I'd also like to talk to him to see if he knows how Morse's DNA sample was collected and by who in the prison. Convicts are sometime very smart. They also can bribe nearly anyone in the prison. There is a current case I wrote about recently I believe it was in Milwaukee where a killer got his DNA sample to get lost so it never made it to the crime lab. He got out and murdered another woman because his DNA did not trigger an alert that he was a serial killer.
The suicide the day she was found sounds promising as well. I agree it's not to late to solve this case and if the killer is still alive he deserves the full measure of the law.
Thank you for keeping up the good fight on this case. I know that has not been a month in my life since age eight that I have not thought of Candy.

Bluecat
10-12-2009, 02:59 AM
Seems to me that since they did the "hare and hound" event with the motorcycle club, that the perpetrator could actually have been anyone who participated in the event, not just Morse. While Morse attempted to molest those 2 8-year-old girls, it does not mention that he was violent towards them per se - it seems like he was much more violent towards adult women - they seem to be much more of his ideal victims than little girls.

Xcop1951
10-12-2009, 02:53 PM
You know, I almost thought of suspecting one of the police officers. Because they knew that the rapist was leaving grape gum, etc.
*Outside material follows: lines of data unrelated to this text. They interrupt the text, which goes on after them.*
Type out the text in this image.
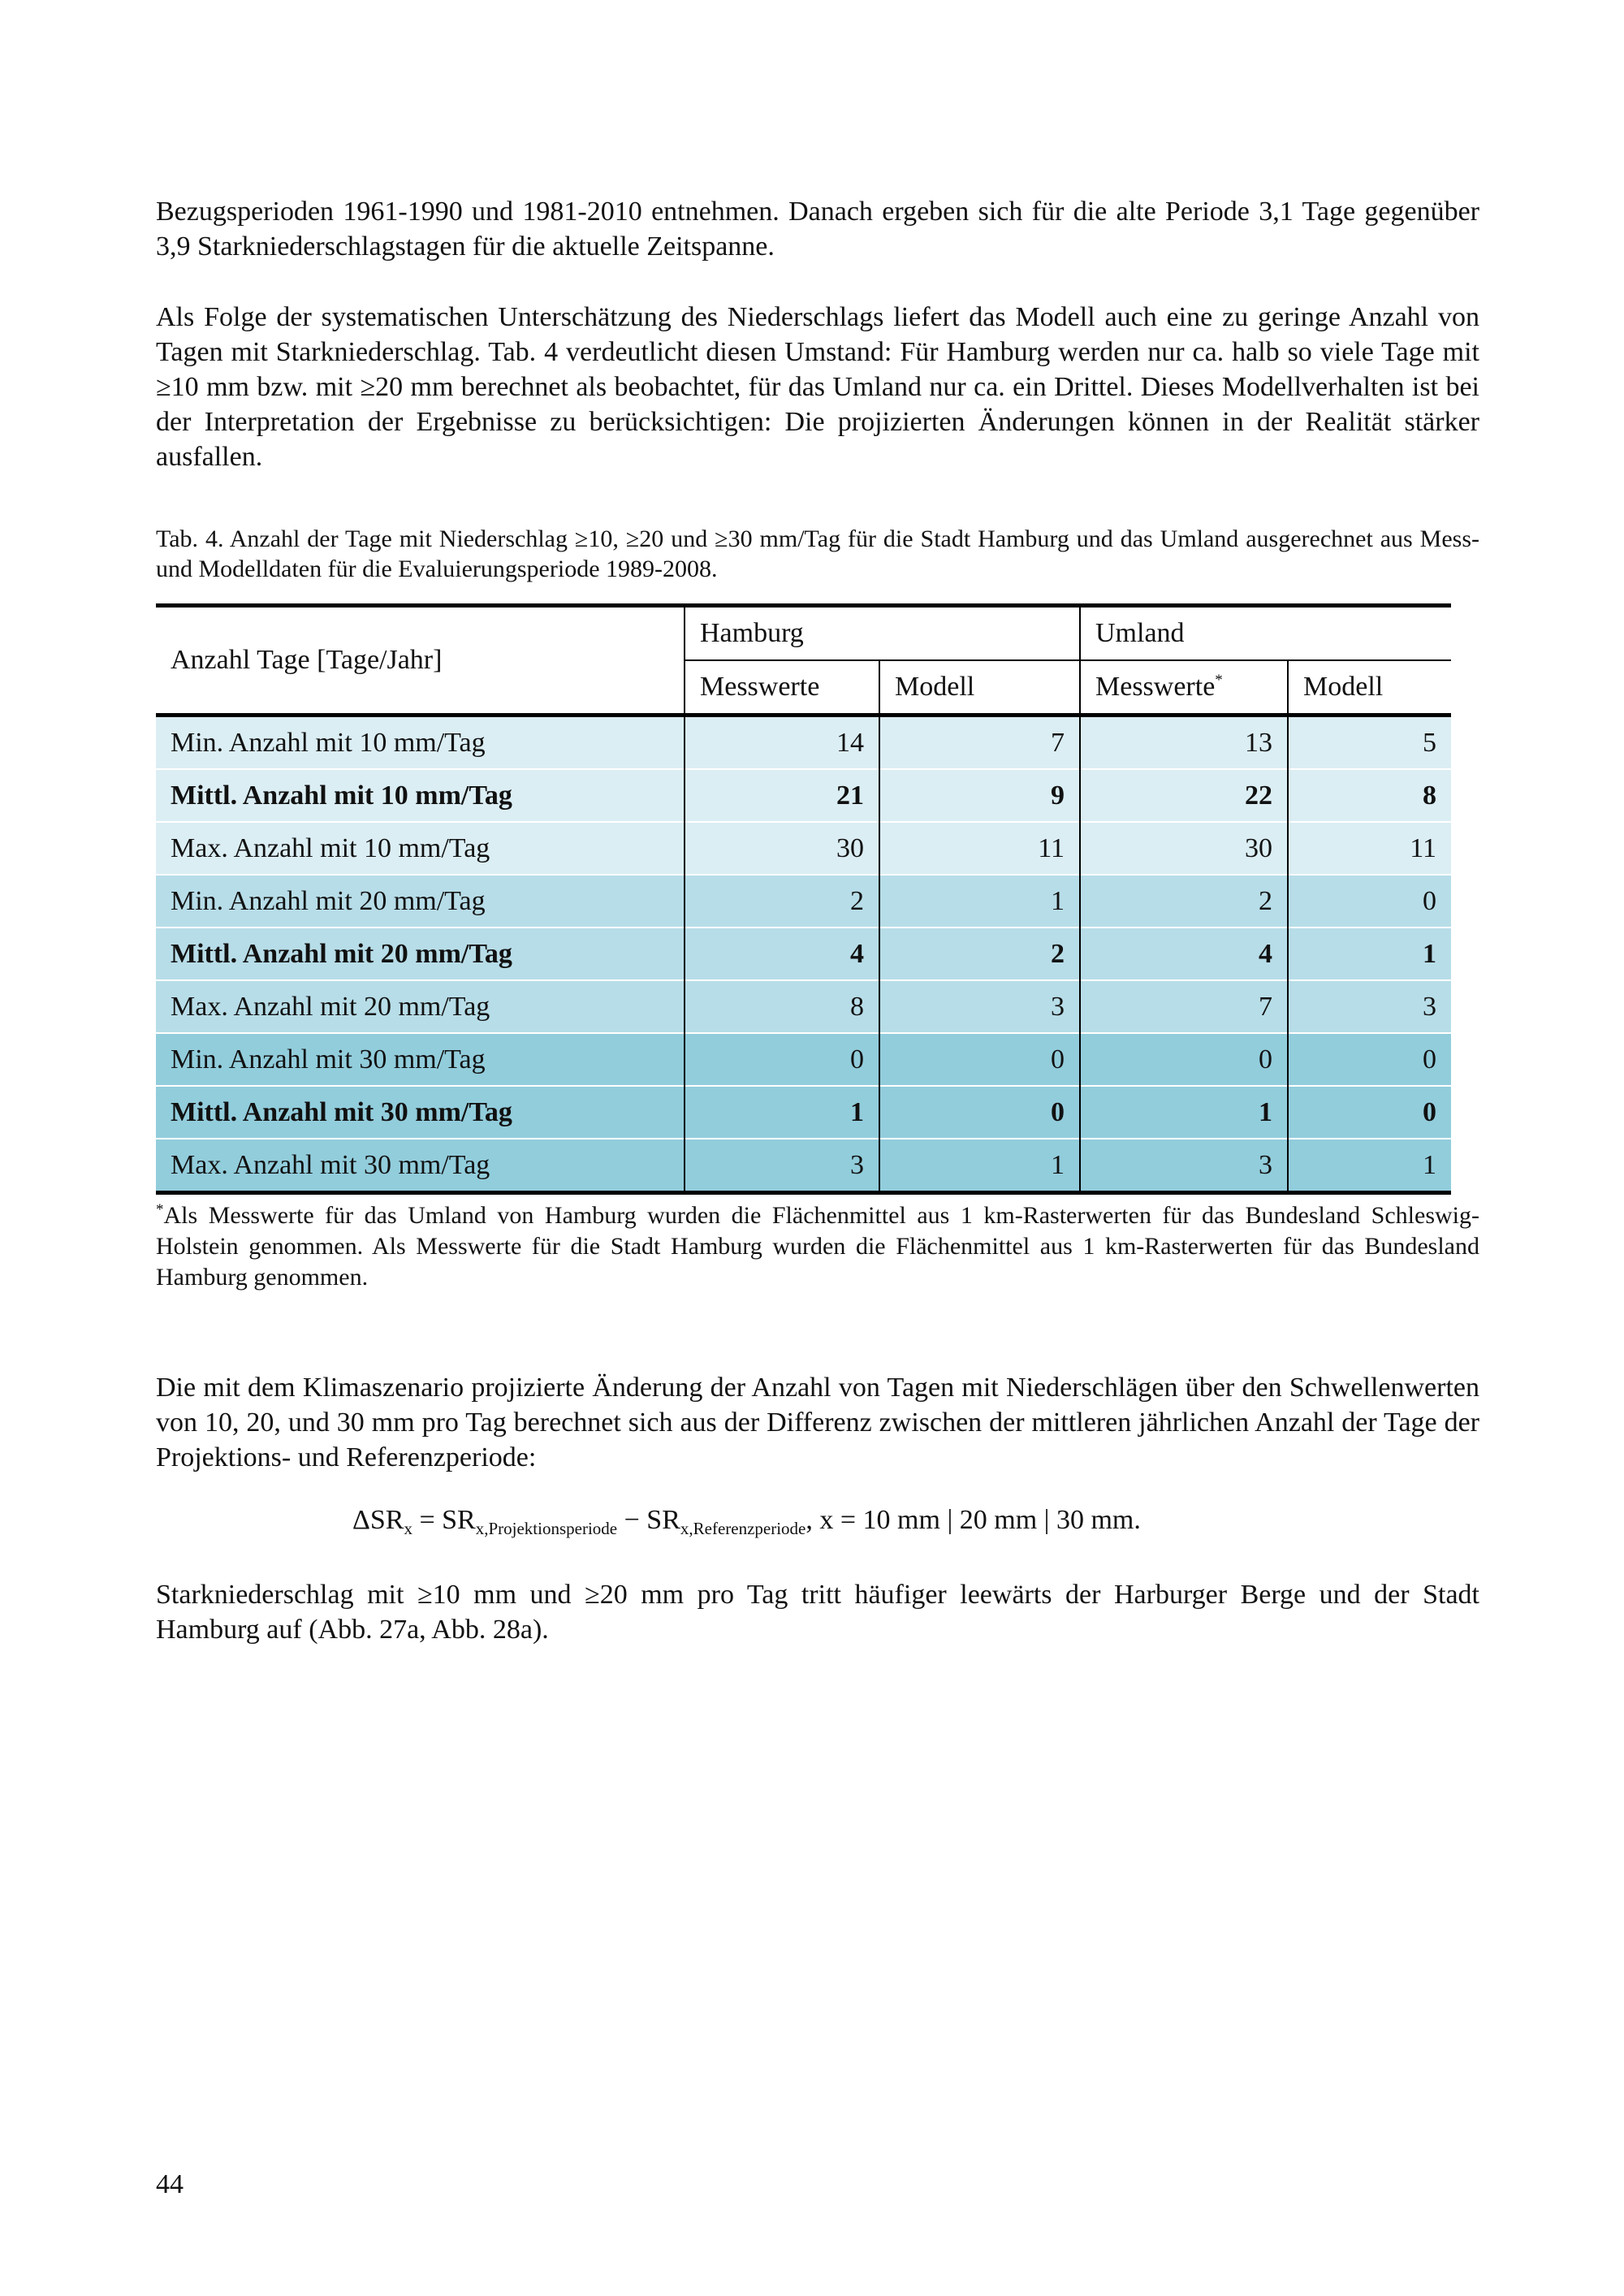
Bezugsperioden 1961-1990 und 1981-2010 entnehmen. Danach ergeben sich für die alte Periode 3,1 Tage gegenüber 3,9 Starkniederschlagstagen für die aktuelle Zeitspanne.

Als Folge der systematischen Unterschätzung des Niederschlags liefert das Modell auch eine zu geringe Anzahl von Tagen mit Starkniederschlag. Tab. 4 verdeutlicht diesen Umstand: Für Hamburg werden nur ca. halb so viele Tage mit ≥10 mm bzw. mit ≥20 mm berechnet als beobachtet, für das Umland nur ca. ein Drittel. Dieses Modellverhalten ist bei der Interpretation der Ergebnisse zu berücksichtigen: Die projizierten Änderungen können in der Realität stärker ausfallen.

Tab. 4. Anzahl der Tage mit Niederschlag ≥10, ≥20 und ≥30 mm/Tag für die Stadt Hamburg und das Umland ausgerechnet aus Mess- und Modelldaten für die Evaluierungsperiode 1989-2008.

Anzahl Tage [Tage/Jahr]	Hamburg		Umland	
	Messwerte	Modell	Messwerte*	Modell
Min. Anzahl mit 10 mm/Tag	14	7	13	5
Mittl. Anzahl mit 10 mm/Tag	21	9	22	8
Max. Anzahl mit 10 mm/Tag	30	11	30	11
Min. Anzahl mit 20 mm/Tag	2	1	2	0
Mittl. Anzahl mit 20 mm/Tag	4	2	4	1
Max. Anzahl mit 20 mm/Tag	8	3	7	3
Min. Anzahl mit 30 mm/Tag	0	0	0	0
Mittl. Anzahl mit 30 mm/Tag	1	0	1	0
Max. Anzahl mit 30 mm/Tag	3	1	3	1

*Als Messwerte für das Umland von Hamburg wurden die Flächenmittel aus 1 km-Rasterwerten für das Bundesland Schleswig-Holstein genommen. Als Messwerte für die Stadt Hamburg wurden die Flächenmittel aus 1 km-Rasterwerten für das Bundesland Hamburg genommen.

Die mit dem Klimaszenario projizierte Änderung der Anzahl von Tagen mit Niederschlägen über den Schwellenwerten von 10, 20, und 30 mm pro Tag berechnet sich aus der Differenz zwischen der mittleren jährlichen Anzahl der Tage der Projektions- und Referenzperiode:

$\Delta SR_x = SR_{x,Projektionsperiode} - SR_{x,Referenzperiode}$, x = 10 mm | 20 mm | 30 mm.

Starkniederschlag mit ≥10 mm und ≥20 mm pro Tag tritt häufiger leewärts der Harburger Berge und der Stadt Hamburg auf (Abb. 27a, Abb. 28a).

44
Problem with that is the rapes happened after Candy was killed so time line kind of shoots that down.
There is nothing easy about this case. Detective is going to get a DNA sample on the gum which is a really good idea. I would have submitted it with the biological sample. But anyway the problem here is who got the sample of Morse from the prison? Did someone here go back and get it or did they rely on the prison to supply it?
If it came from the prison back there it has to be suspect. It's unlikely they have any biological samples from any of his earlier victims as those have a tendency to get lost over time. This case can be and should be solved.
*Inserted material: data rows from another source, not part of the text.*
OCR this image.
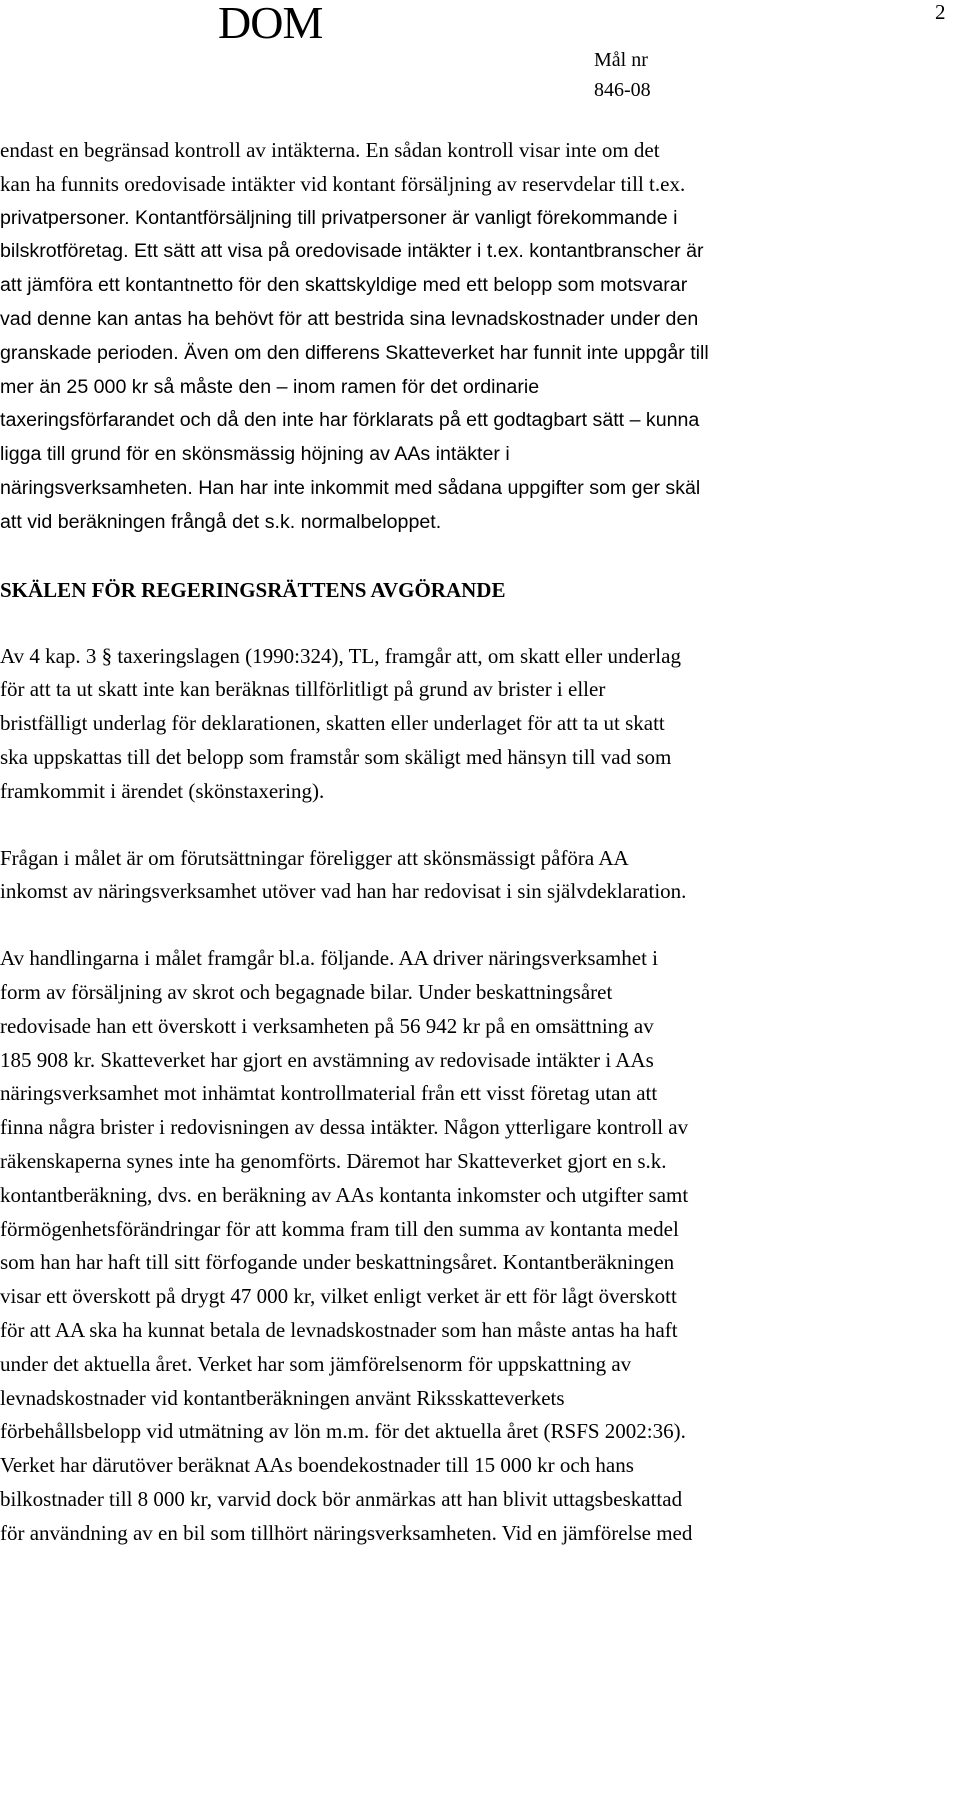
DOM	2
Mål nr
846-08

endast en begränsad kontroll av intäkterna. En sådan kontroll visar inte om det
kan ha funnits oredovisade intäkter vid kontant försäljning av reservdelar till t.ex.
privatpersoner. Kontantförsäljning till privatpersoner är vanligt förekommande i
bilskrotföretag. Ett sätt att visa på oredovisade intäkter i t.ex. kontantbranscher är
att jämföra ett kontantnetto för den skattskyldige med ett belopp som motsvarar
vad denne kan antas ha behövt för att bestrida sina levnadskostnader under den
granskade perioden. Även om den differens Skatteverket har funnit inte uppgår till
mer än 25 000 kr så måste den – inom ramen för det ordinarie
taxeringsförfarandet och då den inte har förklarats på ett godtagbart sätt – kunna
ligga till grund för en skönsmässig höjning av AAs intäkter i
näringsverksamheten. Han har inte inkommit med sådana uppgifter som ger skäl
att vid beräkningen frångå det s.k. normalbeloppet.

SKÄLEN FÖR REGERINGSRÄTTENS AVGÖRANDE

Av 4 kap. 3 § taxeringslagen (1990:324), TL, framgår att, om skatt eller underlag
för att ta ut skatt inte kan beräknas tillförlitligt på grund av brister i eller
bristfälligt underlag för deklarationen, skatten eller underlaget för att ta ut skatt
ska uppskattas till det belopp som framstår som skäligt med hänsyn till vad som
framkommit i ärendet (skönstaxering).

Frågan i målet är om förutsättningar föreligger att skönsmässigt påföra AA
inkomst av näringsverksamhet utöver vad han har redovisat i sin självdeklaration.

Av handlingarna i målet framgår bl.a. följande. AA driver näringsverksamhet i
form av försäljning av skrot och begagnade bilar. Under beskattningsåret
redovisade han ett överskott i verksamheten på 56 942 kr på en omsättning av
185 908 kr. Skatteverket har gjort en avstämning av redovisade intäkter i AAs
näringsverksamhet mot inhämtat kontrollmaterial från ett visst företag utan att
finna några brister i redovisningen av dessa intäkter. Någon ytterligare kontroll av
räkenskaperna synes inte ha genomförts. Däremot har Skatteverket gjort en s.k.
kontantberäkning, dvs. en beräkning av AAs kontanta inkomster och utgifter samt
förmögenhetsförändringar för att komma fram till den summa av kontanta medel
som han har haft till sitt förfogande under beskattningsåret. Kontantberäkningen
visar ett överskott på drygt 47 000 kr, vilket enligt verket är ett för lågt överskott
för att AA ska ha kunnat betala de levnadskostnader som han måste antas ha haft
under det aktuella året. Verket har som jämförelsenorm för uppskattning av
levnadskostnader vid kontantberäkningen använt Riksskatteverkets
förbehållsbelopp vid utmätning av lön m.m. för det aktuella året (RSFS 2002:36).
Verket har därutöver beräknat AAs boendekostnader till 15 000 kr och hans
bilkostnader till 8 000 kr, varvid dock bör anmärkas att han blivit uttagsbeskattad
för användning av en bil som tillhört näringsverksamheten. Vid en jämförelse med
It has dedicated people working on it and now science is there to help. But time is running out. All three of the good suspects are dead but I still feel it may be possible to track down direct relatives and check their DNA markers. They wouldn't be exact match but they might provide enough that you could say OK this was the person.
This case killed two people Candy and her father who committed suicide a few short years later. Candy reaches out from the grave and cries for us to solve her case. She touched the heart of everyone that lived in Spokane at the time.